I wondered why she had bothered to see me—perhaps out of pride, and to remind me that she could still dominate my life. Certainly, she would have felt no debt of honour for stealing from my parents before the war. But she knew that we were both victims in our different ways of Western rule in Shanghai, which my parents represented for her. We had once been wounded and corrupted by Shanghai, insofar as children could be corrupted, and by making love in this California hotel we would prove to each other that the wounds had healed.

“Good … you know, James, I never waited long for a man. This could be a bad example for me…”

She held my wrists in the same firm grip she had used half a century earlier to steer me towards the bathroom. Standing beside the bed, she closed the wardrobe mirrors so that no reflection of her back would reach my eyes. She began to undress me as if preparing me for a party, her fingers never leaving my skin as they moved around my body.

Delaying herself deliberately, she stood against me, playing the moody governess unsure whether to accord some trivial privilege to her charge. I kissed her affectionately, glad that she had come through and was happily married to her influential surgeon.

The film of our life rushed backwards through the projector, devouring itself as it hunted for some discarded moment that held the key to our earliest selves.

*   *   *

On our final day in Los Angeles, a week after the film premiere, Cleo and I decided on a last visit to the ocean. Waiting for our car, we stood in the entrance of the hotel, looking up at the black skyscrapers of Century City a few hundred yards away. This cluster of sightless towers emerged through the low-rise sprawl of the city like a harsh, obsidian Manhattan.

Cleo stared at the razor cornices and gave a shiver. “Is it all going to look like this when we come back? Please, God … what sort of heaven circles those spires?”

“None I want to wake into. But face it, Cleo—modernism is the gothic of the information age. Dreams sharp enough to bleed, and no doubts about man's lowly place in the scheme of things. Let's head for the beach…”

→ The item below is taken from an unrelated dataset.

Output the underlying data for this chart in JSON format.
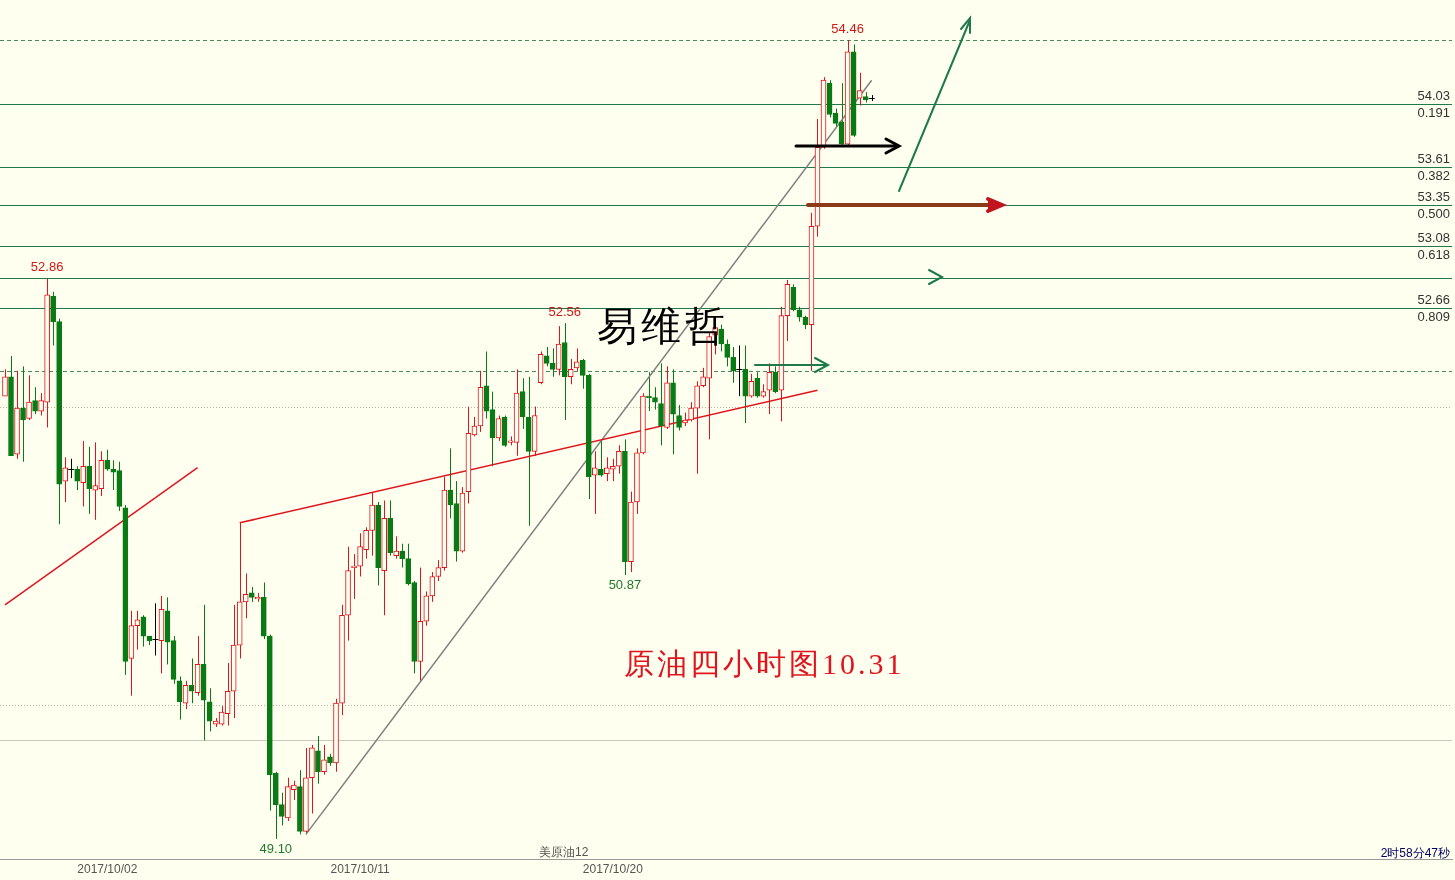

Venice, by contrast, was ramshackle and comforting. An intact fragment of the sixties survived along its promenades. The wide sands stretched past roller-skaters and muscle-builders, break dancers and beggars posing as Vietnam psychos. Its modest stands were hung with flower-power T-shirts and mystic jewellery. Driftwood fires were burning on the sand beside the shelters which the groups of hippies had erected. The sea seemed far away, a glimmer of waves along the horizon, as if the Pacific had decided to withdraw for the day. I could almost believe that we were walking on the bed of a fossil sea, with ancient cigarette ends, ballpoint pens, and beer cans embedded in its scarred surface, all that remained of some earlier race.